A to Z of Things Every Parent of a Toddler Has Said
A: Argh no! Stop licking the dog
B: Beans dont go up your nose.
C: Can you pass me that? No, not that, the thing right next to you, there, right there…nevermind I’ll get it.
D: Don’t lick the wall.
E: Ewww why did you put your hand in your dirty nappy!?

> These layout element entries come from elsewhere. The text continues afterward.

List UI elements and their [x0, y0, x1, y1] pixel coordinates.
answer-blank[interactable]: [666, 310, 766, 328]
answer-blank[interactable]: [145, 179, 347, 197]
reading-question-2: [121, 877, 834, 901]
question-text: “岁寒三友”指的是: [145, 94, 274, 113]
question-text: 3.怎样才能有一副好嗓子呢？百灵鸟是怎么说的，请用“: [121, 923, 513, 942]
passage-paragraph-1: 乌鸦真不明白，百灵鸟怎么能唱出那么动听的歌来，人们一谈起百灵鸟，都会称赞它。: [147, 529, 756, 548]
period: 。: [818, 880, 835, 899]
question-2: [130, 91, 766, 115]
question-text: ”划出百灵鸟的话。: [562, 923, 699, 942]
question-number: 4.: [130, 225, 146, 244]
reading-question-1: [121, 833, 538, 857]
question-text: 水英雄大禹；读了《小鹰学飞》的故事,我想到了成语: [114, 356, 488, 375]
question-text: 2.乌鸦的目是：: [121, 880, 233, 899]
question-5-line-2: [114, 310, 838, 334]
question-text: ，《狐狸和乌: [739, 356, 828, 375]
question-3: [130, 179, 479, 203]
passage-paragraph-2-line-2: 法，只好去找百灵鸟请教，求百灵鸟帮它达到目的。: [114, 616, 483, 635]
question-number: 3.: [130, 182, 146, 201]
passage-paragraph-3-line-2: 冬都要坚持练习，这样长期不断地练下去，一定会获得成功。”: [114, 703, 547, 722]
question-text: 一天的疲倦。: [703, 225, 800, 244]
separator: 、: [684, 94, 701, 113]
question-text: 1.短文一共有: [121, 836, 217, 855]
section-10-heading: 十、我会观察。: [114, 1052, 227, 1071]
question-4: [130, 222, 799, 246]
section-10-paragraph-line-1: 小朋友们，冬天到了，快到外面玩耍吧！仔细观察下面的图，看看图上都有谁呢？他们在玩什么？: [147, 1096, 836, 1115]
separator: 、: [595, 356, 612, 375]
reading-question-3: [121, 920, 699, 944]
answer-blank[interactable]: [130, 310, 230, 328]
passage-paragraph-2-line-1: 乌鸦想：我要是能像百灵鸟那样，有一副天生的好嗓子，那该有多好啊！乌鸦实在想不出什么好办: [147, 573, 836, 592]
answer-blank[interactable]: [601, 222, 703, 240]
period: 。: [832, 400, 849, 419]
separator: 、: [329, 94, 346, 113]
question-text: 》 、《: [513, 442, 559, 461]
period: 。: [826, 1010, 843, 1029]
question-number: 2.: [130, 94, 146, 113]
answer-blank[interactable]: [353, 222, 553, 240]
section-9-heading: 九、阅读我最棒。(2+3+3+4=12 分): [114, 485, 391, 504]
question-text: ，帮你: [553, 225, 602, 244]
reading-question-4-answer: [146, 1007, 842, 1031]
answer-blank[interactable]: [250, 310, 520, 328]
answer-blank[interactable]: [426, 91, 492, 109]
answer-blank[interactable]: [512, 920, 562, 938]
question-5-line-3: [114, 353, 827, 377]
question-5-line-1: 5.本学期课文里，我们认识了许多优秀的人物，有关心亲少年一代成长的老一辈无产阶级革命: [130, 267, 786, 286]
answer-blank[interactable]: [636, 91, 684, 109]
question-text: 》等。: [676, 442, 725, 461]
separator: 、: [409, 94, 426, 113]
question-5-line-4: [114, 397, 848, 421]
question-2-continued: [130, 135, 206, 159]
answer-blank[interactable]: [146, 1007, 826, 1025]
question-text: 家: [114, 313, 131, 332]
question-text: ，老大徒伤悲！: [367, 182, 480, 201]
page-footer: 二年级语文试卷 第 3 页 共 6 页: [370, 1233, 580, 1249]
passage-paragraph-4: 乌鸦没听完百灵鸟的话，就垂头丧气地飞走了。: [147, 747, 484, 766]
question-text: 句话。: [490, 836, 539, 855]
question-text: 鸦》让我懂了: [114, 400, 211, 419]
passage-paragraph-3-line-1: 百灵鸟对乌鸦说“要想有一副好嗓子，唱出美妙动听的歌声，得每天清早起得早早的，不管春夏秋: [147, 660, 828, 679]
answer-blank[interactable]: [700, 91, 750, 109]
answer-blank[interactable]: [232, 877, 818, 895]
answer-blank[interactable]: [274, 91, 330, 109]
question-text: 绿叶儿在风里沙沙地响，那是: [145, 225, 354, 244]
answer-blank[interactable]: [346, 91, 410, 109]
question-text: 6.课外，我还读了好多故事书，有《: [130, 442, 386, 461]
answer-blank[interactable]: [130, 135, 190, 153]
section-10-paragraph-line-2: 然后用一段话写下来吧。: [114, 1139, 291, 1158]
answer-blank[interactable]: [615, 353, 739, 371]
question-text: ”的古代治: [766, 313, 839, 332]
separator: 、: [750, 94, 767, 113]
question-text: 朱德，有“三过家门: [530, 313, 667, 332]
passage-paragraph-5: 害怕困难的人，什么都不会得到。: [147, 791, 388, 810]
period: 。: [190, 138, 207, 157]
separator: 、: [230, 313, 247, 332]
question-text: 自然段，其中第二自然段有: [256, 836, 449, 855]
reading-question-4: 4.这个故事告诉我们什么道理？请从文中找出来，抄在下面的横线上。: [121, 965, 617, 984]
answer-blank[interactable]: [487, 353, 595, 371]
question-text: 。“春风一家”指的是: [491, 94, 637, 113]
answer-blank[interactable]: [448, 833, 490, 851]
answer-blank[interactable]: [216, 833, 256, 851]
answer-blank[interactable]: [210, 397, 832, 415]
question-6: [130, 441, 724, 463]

F: For goodness sake get up off the floor it’s disgusting down there!
G: Get off your sibling they are not a horse.
H: How on earth did you get that in there?
I: I’m just going upstairs for one minute to get something you stay here…cue kid following you the entire journey up and down the stairs
J: Just go the frig to sleep kid!
K: Keep doing that and see how far it’ll get you, don’t say I didn’t tell you so.
L: Let’s sniff your bum.
M: Mummy just wants a wee in peace!
N: No! Don’t eat the (insert inanimate object here)
O: Only my kid could do that (under your breath when you find them doing something silly)
P: Peppa Pig/Paw Patrol…again? Really? Even though we’ve watched it for the past hour? …fine.
Q: Quickly then! (Everytime your child is moving at snail pace)
R: Really hope you didn’t put (insert object here) in the bin.
S: Stop touching your bits!
T: Take that fork out of your earhole
U: Until you stop doing that we are not going anywhere.
V: Victory! My child is asleep…Oh no wait they’re awake again.
W: Well where’s your other shoe gone!?
X: eXactly why I told you not to do that (I know I cheated on this one but x is impossible)
Y: Yay! You had a poo, well done aren’t you clever?